Родители

Евгений Ширяев
Автор – Багров Леонид Васильевич. Глава книги «Река – моё призвание».
Мой отец, Багров Василий Петрович (31.07.1905–1.08.1960), был классным плотником. В составе бригады судостроителей он строил весельные лодки, речные паромы для переправ и небольшие баржи.

Мать, Багрова Анастасия Семеновна, урожденная Тимина (11.11.1907– 13.03.1973), была малограмотной сельской труженицей. Отучилась в начальной школе всего один класс, однако среди женщин нашего села считалась грамотной и толковой, что и послужило основанием в годы Великой Отечественной войны для назначения ее ответственной за организацию сбора молочного  налога с каждого двора, имевшего дойную корову. В соответствии с сельхозналогом все сельские жители обязаны были сдавать государству с каждой коровы по 45 литров молока в месяц средней жирности в три с половиной процента. Как правило, женщины-домохозяйки каждое раннее утро, прежде чем отдать корову пастуху на выгон, часть утреннего удоя приносили в приемный пункт для расчета с государством, а мать проверяла соответствующим прибором жирность молока. Если жирность была выше стандарта, например 4 процента, объем сдачи уменьшался до 41–42 литров, и наоборот — при жирности 3 процента надо было увеличивать сдачу с 45 до 48 литров и т.д. Затем мама заносила данные по объему молока и его жирности в журнал приемки для отчета.

К 9 часам утра прием молока завершался. В мои обязанности входило подготовить и подать к месту погрузки на берегу Волги весельную лодку для перевозки десяти–двенадцати алюминиевых фляг по 37 литров каждая и доставить их в районный центр, город Козьмодемьянск, на молокозавод, который выделял конную повозку для доставки молочных фляг с берега на завод. Через два-три часа принятое по документам молоко пропускалось через сепаратор, обезжиривалось, и мы получали свои фляги с так называемым обратом (что-то вроде сыворотки), который возвращали на колхозную ферму для подкормки молодых телят. Загрузив фляги обратно в лодку, мы, как правило, на веслах или с помощью бечевой возвращались домой в Покровское. Эти ежедневные «прогулки» по 8 километров туда и обратно запомнились на всю жизнь. Ни снег, ни дождь или туман не могли отменить их: сдача молока по сельхозналогу в военное время была обязательна, что бы ни происходило.

Однажды мать, жалеючи меня, договорилась за небольшую плату с капитаном буксирного судна, идущего в реку Ветлугу за очередным плотом, подбуксировать нашу лодку до Покровского.

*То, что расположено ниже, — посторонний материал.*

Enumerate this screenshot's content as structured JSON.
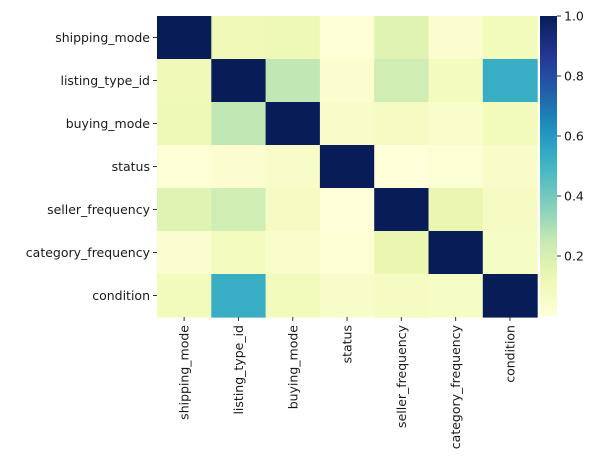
{
  "chart_data": {
    "type": "heatmap",
    "title": "",
    "xlabel": "",
    "ylabel": "",
    "rows": [
      "shipping_mode",
      "listing_type_id",
      "buying_mode",
      "status",
      "seller_frequency",
      "category_frequency",
      "condition"
    ],
    "columns": [
      "shipping_mode",
      "listing_type_id",
      "buying_mode",
      "status",
      "seller_frequency",
      "category_frequency",
      "condition"
    ],
    "values": [
      [
        1.0,
        0.1,
        0.11,
        0.01,
        0.17,
        0.03,
        0.09
      ],
      [
        0.1,
        1.0,
        0.26,
        0.03,
        0.22,
        0.08,
        0.53
      ],
      [
        0.11,
        0.26,
        1.0,
        0.05,
        0.07,
        0.04,
        0.09
      ],
      [
        0.01,
        0.03,
        0.05,
        1.0,
        0.0,
        0.02,
        0.05
      ],
      [
        0.17,
        0.22,
        0.07,
        0.0,
        1.0,
        0.13,
        0.07
      ],
      [
        0.03,
        0.08,
        0.04,
        0.02,
        0.13,
        1.0,
        0.06
      ],
      [
        0.09,
        0.53,
        0.09,
        0.05,
        0.07,
        0.06,
        1.0
      ]
    ],
    "colormap": "YlGnBu",
    "colorbar": {
      "min": 0.0,
      "max": 1.0,
      "ticks": [
        0.2,
        0.4,
        0.6,
        0.8,
        1.0
      ],
      "tick_labels": [
        "0.2",
        "0.4",
        "0.6",
        "0.8",
        "1.0"
      ]
    },
    "grid": false,
    "legend": "colorbar-right"
  }
}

Во время буксировки свободные от вахты молодой матрос и помощник механика парохода сошлись в злой драке, орудуя один наметкой, другой длинным багром. Чтобы не оказаться жертвой этих драчунов, мать велела мне встать на носовой обнос перед колесами парохода и, держась за леерное ограждение, переждать, пока драка закончится. На мою беду матрос, замахнувшись наметкой, не удержал ее и ударил по лееру. Удар пришелся как раз по моим пальцам, и я упал в воду перед самыми плицами парохода, который шел полным ходом. Мать, увидев это, закричала по-дикому, полагая, что я погибну под колесами. Но, видимо, я в рубашке родился: голова моя прошла между плицами, и, выскочив из-под колеса живой и невредимый, я схватился за «кочет» возникшей перед моими глазами лодки.
 
Драка, конечно, тут же прекратилась, и по указанию капитана меня быстро отвели в машинно-котельное отделение сушиться. Капитан, да и вся команда понимали, что им не поздоровилось бы, случись непоправимое.

Дома мать ощупала меня всего, проверяя, нет ли какой трав- мы, и, убедившись, что я не пострадал, успокоилась, крестясь и благодаря бога за спасение своего чада. Хорошо помню, как я с горечью поведал матери, что купленные на местном базаре кожаные башмаки ушли на дно во время этого незапланированного купания.